The Fury by Alexander Gordon Smith © 2013 Farrar Strauss Giroux
The sheer bulk of this novel overwhelmed me—681 pages! Anything over 400, I cry author ego run amok. So I delved in thinking I would probably never read it all.
I was wrong. It was pretty good. Some unfortunate English children are suddenly being brutally attacked by everyone around them, even their own parents, sometimes fatally. One who escapes the onslaught, Brick, hides out in an abandoned amusement park and pleads on the internet to anyone else suffering the same “fury” as he is. There are a handful of others, who soon join him. They hide together and plan how to survive. Two of them, Rilke and Schiller, may have ulterior motives.
Then, an unidentified maybe-corpse in police custody starts consuming London in a black hole inside his mouth. No, I’m not kidding. And the children hiding from the fury discover they are transforming into what appear to be angels with tremendous power, and they decide their purpose is to destroy the evil man-corpse-black hole that is destroying the world.
Ridiculous, you say? Of course it is, and it’s a lesson in good storytelling. Plot takes a back seat to characters. Plot may even ride in the trunk (boot, for you Brits). As long as you care about the characters in the struggle, the exact nature of the struggle isn’t so important. The children/angels battling the black hole while at the same time fighting among one another kept me turning pages, all 681 of them.

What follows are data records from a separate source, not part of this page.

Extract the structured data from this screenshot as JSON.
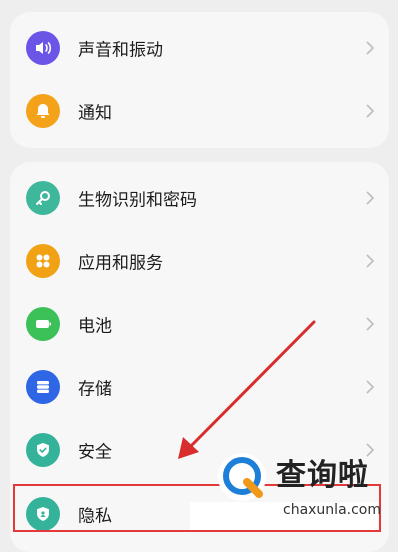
{
  "group1": [
    {
      "label": "声音和振动",
      "icon": "speaker-icon",
      "color": "#6b55e6"
    },
    {
      "label": "通知",
      "icon": "bell-icon",
      "color": "#f4a21a"
    }
  ],
  "group2": [
    {
      "label": "生物识别和密码",
      "icon": "key-icon",
      "color": "#3fb79b"
    },
    {
      "label": "应用和服务",
      "icon": "apps-grid-icon",
      "color": "#f0a114"
    },
    {
      "label": "电池",
      "icon": "battery-icon",
      "color": "#3cc159"
    },
    {
      "label": "存储",
      "icon": "storage-icon",
      "color": "#2f66e6"
    },
    {
      "label": "安全",
      "icon": "shield-check-icon",
      "color": "#35b39a"
    },
    {
      "label": "隐私",
      "icon": "shield-privacy-icon",
      "color": "#35b39a"
    }
  ],
  "watermark": {
    "brand": "查询啦",
    "site": "chaxunla.com"
  },
  "colors": {
    "highlight": "#e23a3a",
    "arrow": "#d92c2c"
  }
}
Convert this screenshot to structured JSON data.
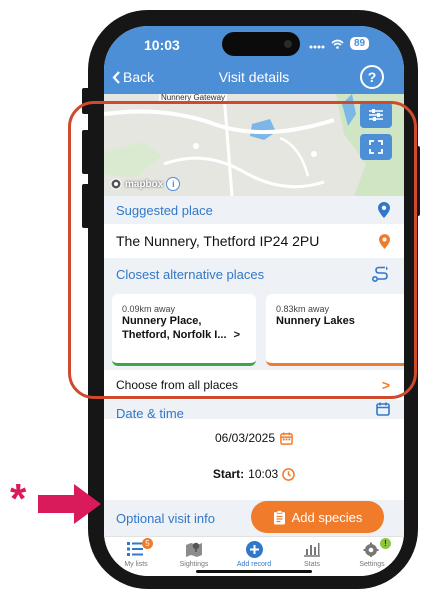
{
  "status": {
    "time": "10:03",
    "battery": "89"
  },
  "nav": {
    "back_label": "Back",
    "title": "Visit details",
    "help_icon": "?"
  },
  "map": {
    "road_label": "Nunnery Gateway",
    "attribution": "mapbox",
    "info_icon": "i"
  },
  "suggested": {
    "header": "Suggested place",
    "place": "The Nunnery, Thetford IP24 2PU"
  },
  "alternatives": {
    "header": "Closest alternative places",
    "cards": [
      {
        "distance": "0.09km away",
        "name_line1": "Nunnery Place,",
        "name_line2": "Thetford, Norfolk I...",
        "chevron": ">"
      },
      {
        "distance": "0.83km away",
        "name_line1": "Nunnery Lakes",
        "name_line2": ""
      }
    ]
  },
  "choose_all": {
    "label": "Choose from all places",
    "chevron": ">"
  },
  "datetime": {
    "header": "Date & time",
    "date": "06/03/2025",
    "start_label": "Start:",
    "start_time": "10:03"
  },
  "optional": {
    "label": "Optional visit info",
    "add_species_label": "Add species"
  },
  "tabs": [
    {
      "label": "My lists",
      "badge": "5"
    },
    {
      "label": "Sightings"
    },
    {
      "label": "Add record"
    },
    {
      "label": "Stats"
    },
    {
      "label": "Settings",
      "badge": "!"
    }
  ],
  "annotation": {
    "asterisk": "*"
  },
  "colors": {
    "primary_blue": "#4d8fd6",
    "link_blue": "#3278c8",
    "orange": "#f07b2a",
    "annotation_red": "#cf4a2c",
    "annotation_pink": "#d91a5b",
    "green_tab": "#3fa34d"
  }
}
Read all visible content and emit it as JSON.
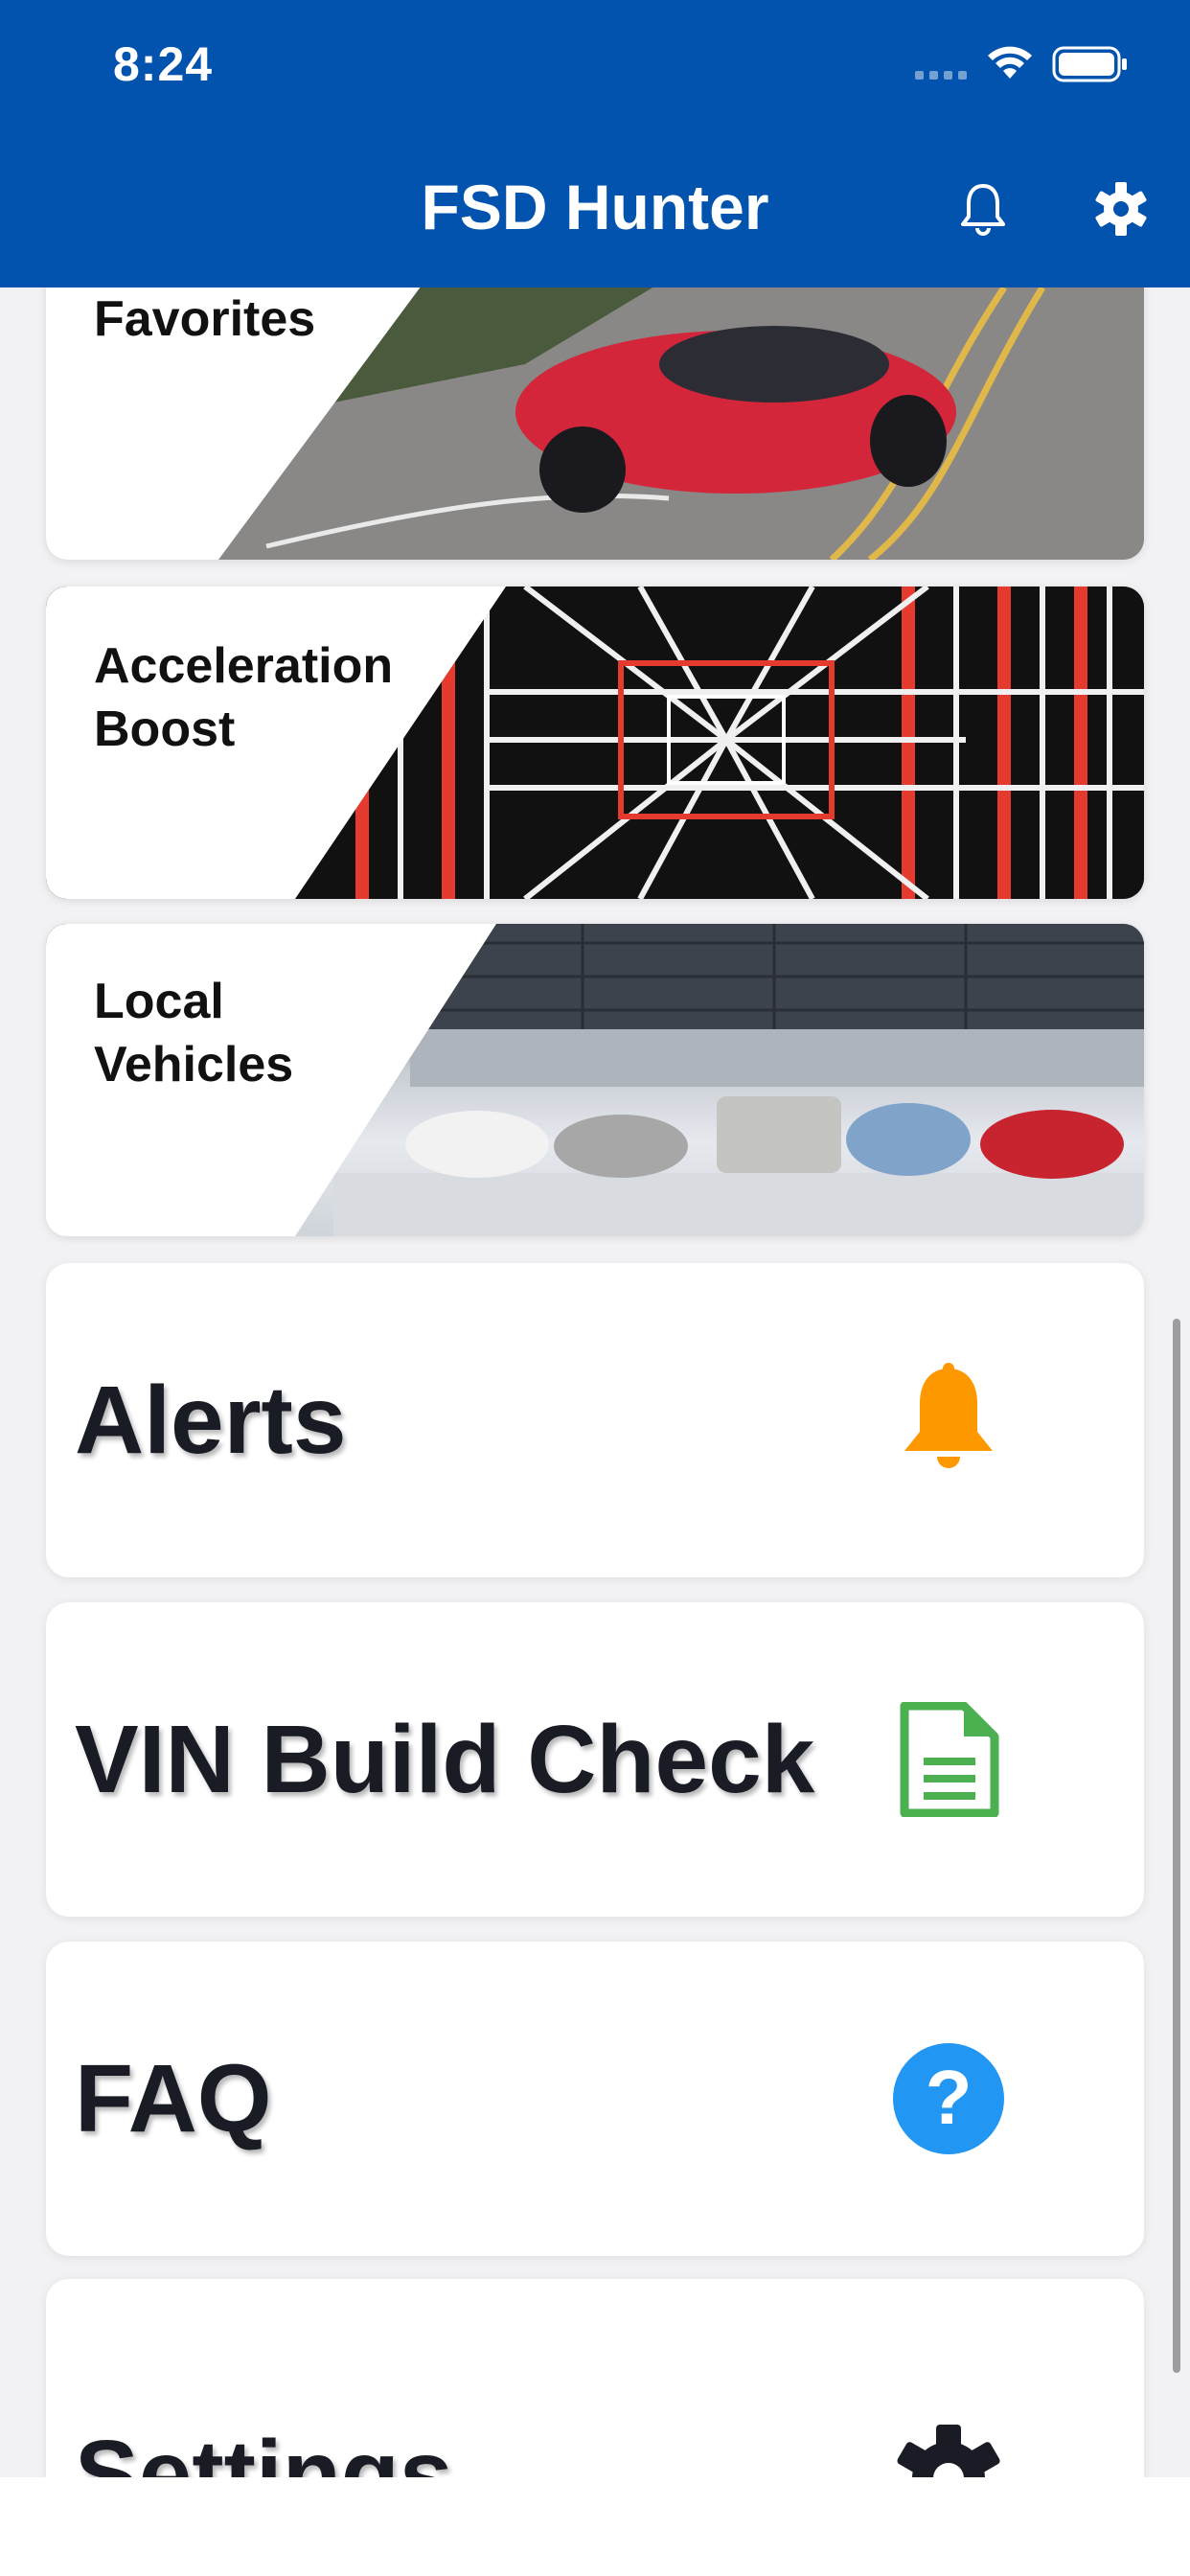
{
  "status_bar": {
    "time": "8:24"
  },
  "header": {
    "title": "FSD Hunter",
    "bell_icon": "bell-outline-icon",
    "gear_icon": "gear-icon",
    "background": "#0253ad"
  },
  "image_cards": [
    {
      "label": "Favorites",
      "image": "red-roadster-road-photo"
    },
    {
      "label_line1": "Acceleration",
      "label_line2": "Boost",
      "image": "red-white-light-tunnel"
    },
    {
      "label_line1": "Local",
      "label_line2": "Vehicles",
      "image": "cars-under-solar-canopy"
    }
  ],
  "menu": [
    {
      "label": "Alerts",
      "icon": "bell-icon",
      "color": "#fe9800"
    },
    {
      "label": "VIN Build Check",
      "icon": "document-icon",
      "color": "#4caf50"
    },
    {
      "label": "FAQ",
      "icon": "question-icon",
      "color": "#2196f3"
    },
    {
      "label": "Settings",
      "icon": "gear-icon",
      "color": "#1a1c25"
    }
  ]
}
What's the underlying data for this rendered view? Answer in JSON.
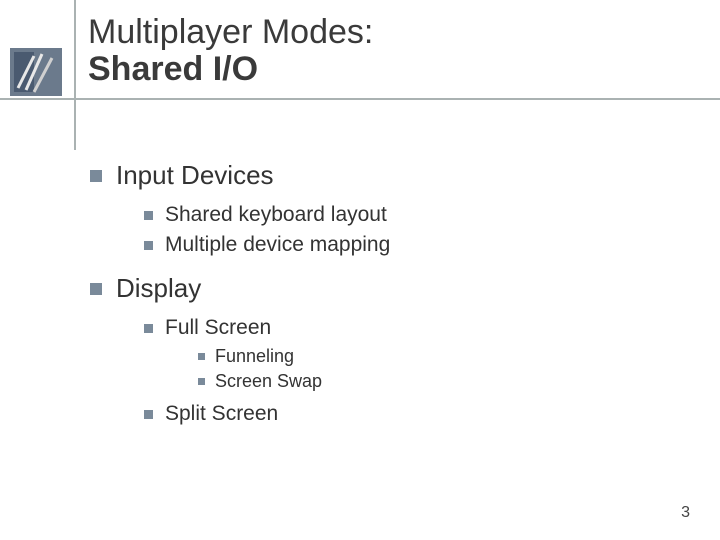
{
  "title": {
    "line1": "Multiplayer Modes:",
    "line2": "Shared I/O"
  },
  "content": {
    "items": [
      {
        "label": "Input Devices",
        "children": [
          {
            "label": "Shared keyboard layout"
          },
          {
            "label": "Multiple device mapping"
          }
        ]
      },
      {
        "label": "Display",
        "children": [
          {
            "label": "Full Screen",
            "children": [
              {
                "label": "Funneling"
              },
              {
                "label": "Screen Swap"
              }
            ]
          },
          {
            "label": "Split Screen"
          }
        ]
      }
    ]
  },
  "page_number": "3"
}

It could have been trimmed. A.G.S. held to the rule of three, pitting his children/angels into three battles with the black hole, when two would have been sufficient. And I could have used a better explanation (some explanation) why the “fury” existed in the first place. But A.G.S.’s command of character showed he is a very good writer. The Fury will reside on my permanent bookshelf when my daughters are done reading it.